As a parent interested in supporting gender equality, I encouraged my oldest child to sign up for a team sport, and in kindergarten, she picked soccer. She hated the running and lasted only one season…but her toddler brother loved the games — sometimes escaping our grasp, sprinting onto the field in hot pursuit of the ball, to the amusement of all. When he turned 4, we signed him up for the YMCA’s basic youth soccer program.
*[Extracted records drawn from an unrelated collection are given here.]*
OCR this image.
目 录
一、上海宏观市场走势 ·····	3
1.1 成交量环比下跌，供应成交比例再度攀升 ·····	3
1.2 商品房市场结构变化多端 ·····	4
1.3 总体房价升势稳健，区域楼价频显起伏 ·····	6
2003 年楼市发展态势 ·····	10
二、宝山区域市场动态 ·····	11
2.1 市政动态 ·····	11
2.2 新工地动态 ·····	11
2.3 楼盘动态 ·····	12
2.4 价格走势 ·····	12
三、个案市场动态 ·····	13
For the next 18 years, I was thoroughly invested.
I became a soccer mom.
The only other positions in my life I have held longer are mother and wife. There was no way I could’ve anticipated the laundry list of activities involved:
Supporting school teams, club teams. Learning positions (keeper, defensive midfielder). Accommodating soccer hairstyles and finding the right shoes, balls, kits. Preparing halftime and postgame snacks of iced Capri Sun pouches, orange slices, Popsicles, the right color of Gatorade. Managing booster clubs, fundraising activities. Calling coaches, registering for teams, attending college information meetings. Living the ups and downs of tournaments, season championships, team tryouts. Sitting through hours and hours of games, sometimes in the worst weather imaginable. Washing uniforms in hotel rooms. Gasping at injuries, racing to meet the cart on the way to the locker room, overseeing doctor’s appointments, rehab. Making grilled cheese sandwiches to stave off hunger between school and practice. Napping in the car at the end of the day, waiting. Juggling schedules like an air traffic controller. Cleaning shoes, Febreeze-ing shin guards, corralling balls. Navigating tricky relationships between parents, players, coaches, administrators. Driving — to practices, games, tournaments, clinics, team parties, private lessons — in town and far away, alone, with my son, with groups of boys. Finding just the right vantage point on the sidelines, locating unfamiliar fields. Cheering until my voice was gone, holding my tongue over a bad call.
Over the years, I’ve grown to see the beauty in the game.
More importantly, I’ve cherished the time with my boy.
Getting quizzed over names of Premier League players, teams. Hearing explanations of calls, plays, line-ups. Listening to analysis of new strategies. Watching game videos, replays on YouTube, match summaries. Celebrating good moments (making the team/stop/goal/win) and comforting after the bad. Seeing him grow from ball-obsessed toddler to gangly-legged teen to confident adult. Delighting in his physical command of the game, the cameraderie between teammates, his acceptance and management of responsibility.